Но после дробного частокола выстрелов стало ещё тише, только тщедушная скотина, больше похожая на большую поджарую и рыжую собаку, видимо привыкшая к подобным звукам, коротко мыкнула, продолжая перебирать губами шуршащие бумажные клочья.
Гога тоже, вскинув одной рукой автомат, другой, придерживая пленника, пустил в сторону арчи очередь и тут же оборвал её, увидев на дереве своего лейтенанта.
– Толян, смотри, что сделали с командиром, сволочи! – Гога указал стволом на арчу.
– Ах, волки позорные! – переходя на язык уличной городской братвы, проскрипел его грозный товарищ, полоснув глазами связанного пленника. – Распутай этой сволочи руки, мы его рядом на телефонном проводе вздёрнем!
Афганец, почувствовав непонятную для себя угрозу, только оскалил мелкие, по-кошачьи острые белые зубы, закурлыкав горлом непонятные и чуждые русскому уху словосочетания.
Гога молча, распутал длинный в пластиковом покрытии гибкий и скользкий провод, деловито обрезал ножом один конец и передал своему другу:
– Не погань арчу! Ему танковый ствол впору будет!
Другим концом он уже умело стягивал обречённому выше колен ноги.
Магога, не выпуская из рук автомата, ловко взобрался на броню, потрогал для уверенности массивную свёрнутую набекрень башню, которую можно было бы и не трогать, башню заклинило намертво. Толстостенная, литая труба орудийного ствола в прочности сомнений не вызывала и могла выдержать не одну тонну.
Магога закинул за спину автомат, посмотрел ещё раз на искромсанного ножами лейтенанта, сложил вдвое провод, захлестнул петлю и стал прилаживать её на башенный ствол так ловко, что можно было подумать – он занимался этим по жизни всегда:
– Ну, молись своему Акбару, гад! – Магога спрыгнул на землю.
Суть всех приготовлений советского солдата сразу же дошла до пленника.

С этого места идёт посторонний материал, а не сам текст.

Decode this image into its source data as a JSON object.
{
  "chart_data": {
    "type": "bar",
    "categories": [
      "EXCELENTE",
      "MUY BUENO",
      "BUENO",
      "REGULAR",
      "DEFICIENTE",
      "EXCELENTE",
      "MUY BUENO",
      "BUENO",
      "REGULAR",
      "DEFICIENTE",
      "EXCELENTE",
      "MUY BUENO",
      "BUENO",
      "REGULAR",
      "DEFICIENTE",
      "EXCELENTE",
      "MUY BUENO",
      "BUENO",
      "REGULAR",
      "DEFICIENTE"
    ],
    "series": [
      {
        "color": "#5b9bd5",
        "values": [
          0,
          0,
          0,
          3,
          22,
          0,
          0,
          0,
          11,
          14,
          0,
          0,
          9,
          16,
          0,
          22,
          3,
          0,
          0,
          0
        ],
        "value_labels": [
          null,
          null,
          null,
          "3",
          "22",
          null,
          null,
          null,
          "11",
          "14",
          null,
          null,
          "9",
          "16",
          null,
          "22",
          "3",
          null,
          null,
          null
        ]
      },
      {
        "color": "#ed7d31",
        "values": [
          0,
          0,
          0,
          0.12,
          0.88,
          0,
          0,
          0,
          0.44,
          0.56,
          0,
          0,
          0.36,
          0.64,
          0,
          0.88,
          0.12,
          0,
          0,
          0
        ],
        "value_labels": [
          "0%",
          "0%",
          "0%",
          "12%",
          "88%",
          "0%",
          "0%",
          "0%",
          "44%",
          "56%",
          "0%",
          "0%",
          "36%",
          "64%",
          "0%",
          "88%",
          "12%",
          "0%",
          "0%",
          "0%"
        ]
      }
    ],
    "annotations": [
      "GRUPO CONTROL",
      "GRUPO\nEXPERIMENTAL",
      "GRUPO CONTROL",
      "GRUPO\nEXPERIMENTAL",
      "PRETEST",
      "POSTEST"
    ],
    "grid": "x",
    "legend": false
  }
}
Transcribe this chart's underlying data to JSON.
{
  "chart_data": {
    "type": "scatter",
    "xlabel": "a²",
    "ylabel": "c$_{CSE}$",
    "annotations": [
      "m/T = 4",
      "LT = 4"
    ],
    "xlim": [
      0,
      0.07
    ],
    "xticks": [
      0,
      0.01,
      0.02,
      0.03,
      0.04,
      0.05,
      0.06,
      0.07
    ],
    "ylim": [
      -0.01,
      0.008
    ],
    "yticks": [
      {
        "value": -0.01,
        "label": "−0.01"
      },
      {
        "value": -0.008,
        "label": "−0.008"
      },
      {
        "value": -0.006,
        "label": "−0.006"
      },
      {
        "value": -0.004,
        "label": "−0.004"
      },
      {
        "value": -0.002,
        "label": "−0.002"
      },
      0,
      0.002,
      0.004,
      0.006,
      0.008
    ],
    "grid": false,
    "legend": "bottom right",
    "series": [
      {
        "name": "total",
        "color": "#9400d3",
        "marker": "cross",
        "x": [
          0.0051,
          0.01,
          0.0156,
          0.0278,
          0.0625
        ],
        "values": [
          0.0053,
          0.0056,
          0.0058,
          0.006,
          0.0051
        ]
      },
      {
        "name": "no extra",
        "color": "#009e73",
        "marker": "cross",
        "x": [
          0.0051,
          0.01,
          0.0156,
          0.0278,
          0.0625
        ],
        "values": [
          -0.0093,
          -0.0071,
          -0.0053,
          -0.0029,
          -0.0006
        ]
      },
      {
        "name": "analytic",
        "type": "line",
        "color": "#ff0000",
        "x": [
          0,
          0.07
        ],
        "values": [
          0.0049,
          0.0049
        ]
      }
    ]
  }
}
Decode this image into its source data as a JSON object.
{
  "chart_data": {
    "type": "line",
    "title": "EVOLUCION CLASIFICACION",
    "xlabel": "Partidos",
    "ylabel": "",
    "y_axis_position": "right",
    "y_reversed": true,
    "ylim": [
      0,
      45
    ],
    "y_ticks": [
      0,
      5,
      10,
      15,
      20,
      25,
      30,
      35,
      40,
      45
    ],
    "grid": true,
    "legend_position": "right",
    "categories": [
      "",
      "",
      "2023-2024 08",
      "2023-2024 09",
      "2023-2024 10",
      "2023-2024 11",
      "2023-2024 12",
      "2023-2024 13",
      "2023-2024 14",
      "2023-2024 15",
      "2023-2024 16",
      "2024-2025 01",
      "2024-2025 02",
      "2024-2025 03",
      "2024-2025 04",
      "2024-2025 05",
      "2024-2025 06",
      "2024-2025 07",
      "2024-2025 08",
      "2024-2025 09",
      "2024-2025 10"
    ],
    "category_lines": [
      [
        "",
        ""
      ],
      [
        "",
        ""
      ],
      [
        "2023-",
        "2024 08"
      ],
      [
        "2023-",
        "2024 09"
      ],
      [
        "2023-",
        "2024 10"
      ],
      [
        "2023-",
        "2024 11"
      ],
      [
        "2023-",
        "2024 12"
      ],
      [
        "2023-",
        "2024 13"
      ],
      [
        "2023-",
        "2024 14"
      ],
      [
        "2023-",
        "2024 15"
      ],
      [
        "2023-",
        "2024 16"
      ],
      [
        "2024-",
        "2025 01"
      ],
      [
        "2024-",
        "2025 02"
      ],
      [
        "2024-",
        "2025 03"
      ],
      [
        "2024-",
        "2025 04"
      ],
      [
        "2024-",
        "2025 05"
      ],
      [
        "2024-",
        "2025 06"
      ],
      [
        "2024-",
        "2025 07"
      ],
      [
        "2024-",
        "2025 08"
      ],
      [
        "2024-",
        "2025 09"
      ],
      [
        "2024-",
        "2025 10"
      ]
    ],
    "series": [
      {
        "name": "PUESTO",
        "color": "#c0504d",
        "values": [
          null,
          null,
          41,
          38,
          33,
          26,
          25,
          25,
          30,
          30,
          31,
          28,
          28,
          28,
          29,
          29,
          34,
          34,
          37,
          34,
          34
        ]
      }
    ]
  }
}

Он дико закричал, закружился на месте, пытаясь перекусить на руках вены. Но в молодом теле вены были столь прочны, что выскальзывали от укусов, оставляя на руках только надорванную зубами кожу. Глаза его от отчаяния стали выкатываться из орбит, и жёлтая пена запузырилась на окровавленных губах.
Афганец снова и снова рвал на руках кожу, переходя с крика на звериное рычанье.
Умерщвление через повешенье по законам Шариата считается самой страшной и позорной казнью для мусульманина. По исламу, душа каждого человека живёт в его крови, и если кровь не была пролита, значит, душа не может выйти из теснины правоверного тела и предстать перед Аллахом для покаяния и суда, тогда душа обречена вечно находиться в заточении и мраке ада.
Потому повешенье применяется в исключительных случаях даже для неверных, а единоверцам, приговорённым к смерти, всегда перерезают горло, выпуская вместе с кровью и душу.